D-Day_ The Battle for Normandy - Antony Beevor [179]
Unaware that Kluge had already ordered Stülpnagel to release his prisoners, Himmler told the chief directorate of the SS to ring Sepp Dietrich. He was ordered to prepare to march on Paris with the 1st SS Panzer-Division Leibstandarte Adolf Hitler. Himmler seems to have been unaware that the division had just been involved in a major battle and could not possibly abandon the Bourguébus ridge at such a moment. He was also unaware that Hitler’s ‘loyal disciple’, Sepp Dietrich, had in Eberbach’s words, ‘almost turned revolutionary’.48
Back in Berlin, there was chaos in the Bendlerblock. Generaloberst Fromm, in a doomed attempt to save himself from suspicion, ordered the arrest and instant court martial of four of the other officers involved. He allowed Generaloberst Beck to keep his pistol, provided he used it immediately on himself. Presumably because his hand was shaking, Beck shot himself twice in the head. He grazed his scalp the first time, then inflicted a terrible wound with the second shot. An exasperated Fromm ordered a sergeant, some accounts say an officer, to finish him off.
The four, including Stauffenberg, who tried to take all the responsibility for the attempted assassination on himself, were executed in the courtyard of the Bendlerblock by the light of automobile headlights. A detachment of Remer’s men, who had just arrived, provided the firing squad. When it was Stauffenberg’s turn, illuminated by the headlights, he called out, ‘Long live holy Germany!’ Fromm, as desperate as ever to save himself, gave a grotesque speech over their bodies in praise of Hitler and ended with a triple ‘Sieg Heil!’
In France, Generalfeldmarschall von Kluge ordered the arrest of Stülpnagel at 01.25 hours on the morning of 21 July. That afternoon, Stülpnagel was put in a car to be taken back to Berlin for interrogation by the Gestapo. Because of his seniority, his escort had not taken away his pistol. When the car had stopped en route, presumably to give the occupants a chance to relieve themselves, Stülpnagel attempted to commit suicide, but managed only to shoot both his eyes out. He was taken to a hospital in Verdun to be patched up for the journey on to Berlin, where he would be tried and hanged. At 22.15 hours, it was announced that ‘the Military Commander of France, General von Stülpnagel, has been ambushed and wounded by terrorists’.

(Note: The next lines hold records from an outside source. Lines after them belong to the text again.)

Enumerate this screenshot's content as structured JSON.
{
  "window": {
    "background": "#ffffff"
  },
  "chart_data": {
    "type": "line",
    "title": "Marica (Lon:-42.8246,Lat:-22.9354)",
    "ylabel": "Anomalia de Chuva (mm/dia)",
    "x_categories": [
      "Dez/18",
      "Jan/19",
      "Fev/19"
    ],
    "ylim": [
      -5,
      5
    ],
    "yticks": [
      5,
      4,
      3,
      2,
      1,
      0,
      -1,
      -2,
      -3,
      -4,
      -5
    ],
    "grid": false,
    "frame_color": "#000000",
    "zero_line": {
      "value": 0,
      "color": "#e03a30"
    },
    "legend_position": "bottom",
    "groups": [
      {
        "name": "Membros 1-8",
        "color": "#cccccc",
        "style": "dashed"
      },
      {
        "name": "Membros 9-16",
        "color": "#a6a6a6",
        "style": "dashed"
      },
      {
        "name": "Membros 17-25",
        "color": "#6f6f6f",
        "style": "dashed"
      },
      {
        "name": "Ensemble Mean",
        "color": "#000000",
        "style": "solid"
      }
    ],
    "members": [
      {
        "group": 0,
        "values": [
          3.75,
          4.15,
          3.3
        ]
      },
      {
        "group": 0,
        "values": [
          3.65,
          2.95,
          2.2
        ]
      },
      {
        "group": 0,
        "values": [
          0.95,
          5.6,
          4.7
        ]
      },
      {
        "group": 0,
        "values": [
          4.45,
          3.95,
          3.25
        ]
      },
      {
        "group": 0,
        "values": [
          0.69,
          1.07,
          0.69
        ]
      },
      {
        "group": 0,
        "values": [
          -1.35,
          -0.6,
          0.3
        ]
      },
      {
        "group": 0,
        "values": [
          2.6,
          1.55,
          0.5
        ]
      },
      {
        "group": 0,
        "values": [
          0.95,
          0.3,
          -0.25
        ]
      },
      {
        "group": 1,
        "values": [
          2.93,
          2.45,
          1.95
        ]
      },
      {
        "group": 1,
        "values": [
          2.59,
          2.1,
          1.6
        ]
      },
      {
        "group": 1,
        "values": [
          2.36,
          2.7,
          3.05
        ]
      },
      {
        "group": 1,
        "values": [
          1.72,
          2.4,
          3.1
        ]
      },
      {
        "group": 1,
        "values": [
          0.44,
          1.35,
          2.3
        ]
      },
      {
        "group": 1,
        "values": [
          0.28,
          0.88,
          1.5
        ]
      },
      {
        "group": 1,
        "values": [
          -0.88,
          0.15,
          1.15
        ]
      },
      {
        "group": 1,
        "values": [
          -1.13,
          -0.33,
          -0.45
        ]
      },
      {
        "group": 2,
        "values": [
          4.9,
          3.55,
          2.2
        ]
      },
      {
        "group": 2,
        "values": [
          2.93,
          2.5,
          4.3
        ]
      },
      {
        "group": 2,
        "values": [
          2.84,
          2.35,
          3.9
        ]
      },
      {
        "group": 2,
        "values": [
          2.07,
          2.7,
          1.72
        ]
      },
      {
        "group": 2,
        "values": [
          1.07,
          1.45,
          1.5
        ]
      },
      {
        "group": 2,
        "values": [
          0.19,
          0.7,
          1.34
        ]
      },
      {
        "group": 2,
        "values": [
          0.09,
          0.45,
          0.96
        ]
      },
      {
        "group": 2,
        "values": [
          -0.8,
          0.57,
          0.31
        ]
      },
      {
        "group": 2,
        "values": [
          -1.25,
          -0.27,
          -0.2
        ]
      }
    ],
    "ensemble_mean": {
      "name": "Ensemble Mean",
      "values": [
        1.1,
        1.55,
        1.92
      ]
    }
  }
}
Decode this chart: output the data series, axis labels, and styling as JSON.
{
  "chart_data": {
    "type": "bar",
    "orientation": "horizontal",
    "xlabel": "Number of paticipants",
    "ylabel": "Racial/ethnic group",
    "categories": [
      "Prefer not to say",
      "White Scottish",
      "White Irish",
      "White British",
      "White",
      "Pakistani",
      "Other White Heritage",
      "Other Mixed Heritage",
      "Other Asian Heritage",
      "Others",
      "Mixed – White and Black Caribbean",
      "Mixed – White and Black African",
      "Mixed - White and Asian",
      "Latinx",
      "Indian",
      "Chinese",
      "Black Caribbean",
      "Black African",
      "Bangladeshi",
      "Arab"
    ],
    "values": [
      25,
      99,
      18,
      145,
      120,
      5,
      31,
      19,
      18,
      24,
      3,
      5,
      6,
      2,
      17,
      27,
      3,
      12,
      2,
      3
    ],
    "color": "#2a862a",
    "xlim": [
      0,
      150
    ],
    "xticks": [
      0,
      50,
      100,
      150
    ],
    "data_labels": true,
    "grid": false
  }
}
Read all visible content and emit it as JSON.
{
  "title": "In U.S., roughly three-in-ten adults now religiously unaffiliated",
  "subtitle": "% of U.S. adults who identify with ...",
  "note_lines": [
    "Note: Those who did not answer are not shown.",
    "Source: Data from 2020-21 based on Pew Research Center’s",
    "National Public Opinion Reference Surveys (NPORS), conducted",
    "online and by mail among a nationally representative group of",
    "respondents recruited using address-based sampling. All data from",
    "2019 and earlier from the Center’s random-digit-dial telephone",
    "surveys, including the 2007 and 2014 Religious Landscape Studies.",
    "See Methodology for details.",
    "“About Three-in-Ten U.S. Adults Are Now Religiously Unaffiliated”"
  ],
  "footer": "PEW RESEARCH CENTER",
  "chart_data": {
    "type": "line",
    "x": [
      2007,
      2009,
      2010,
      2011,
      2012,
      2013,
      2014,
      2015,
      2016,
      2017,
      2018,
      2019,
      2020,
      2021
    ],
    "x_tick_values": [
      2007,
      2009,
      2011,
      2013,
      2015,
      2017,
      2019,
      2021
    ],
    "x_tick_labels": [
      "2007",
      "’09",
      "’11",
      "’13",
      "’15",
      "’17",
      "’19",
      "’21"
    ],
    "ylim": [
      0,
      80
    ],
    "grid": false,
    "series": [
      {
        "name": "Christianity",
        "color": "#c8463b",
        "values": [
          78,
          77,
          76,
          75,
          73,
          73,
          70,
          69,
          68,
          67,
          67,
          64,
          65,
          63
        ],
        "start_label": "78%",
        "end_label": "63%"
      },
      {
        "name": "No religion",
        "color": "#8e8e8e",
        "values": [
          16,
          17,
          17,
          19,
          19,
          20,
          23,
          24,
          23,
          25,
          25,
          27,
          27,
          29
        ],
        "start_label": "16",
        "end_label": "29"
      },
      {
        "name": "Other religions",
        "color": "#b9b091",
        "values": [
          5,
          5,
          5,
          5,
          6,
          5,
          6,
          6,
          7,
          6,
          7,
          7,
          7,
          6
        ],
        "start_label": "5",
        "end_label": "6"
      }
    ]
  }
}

News of the assassination attempt ‘came like a bomb-shell’, in the words of Generalleutnant Bodo Zimmermann, one of Kluge’s senior staff officers. ‘As in the case of any sudden, unexpected event, a certain paralysis set in at first.’ For most officers the ‘burning question’ was, ‘What are the men at the front saying and doing? Would the front still hold?’ When word of the attempt reached a Kampfgruppe of the 21st Panzer-Division near Troarn, ‘its pread like wild-fire down the column’. Yet ‘the front kept on fighting as though nothing had happened’. The ‘high emotional tension of battle’ meant that the news only touched the average soldier ‘on the fringe of his consciousness . . . the combat soldier was in another world’. General Eberbach, on the other hand, later said he was ‘amazed’ at the ‘indignation and anger’ that the attempted putsch had provoked ‘not only among the SS Divisions but also among some of the infantry Divisions’. Most officers were appalled that the plotters could have broken their oath to the Führer.
Eberhard Beck with the 277th Infanterie-Division, recorded what happened when the news reached his artillery battery. ‘Our signaller heard over the radio that an attempt at assassination had been made against Adolf Hitler. His death could have been a turning point for us and we hoped that this pointless war would find its end.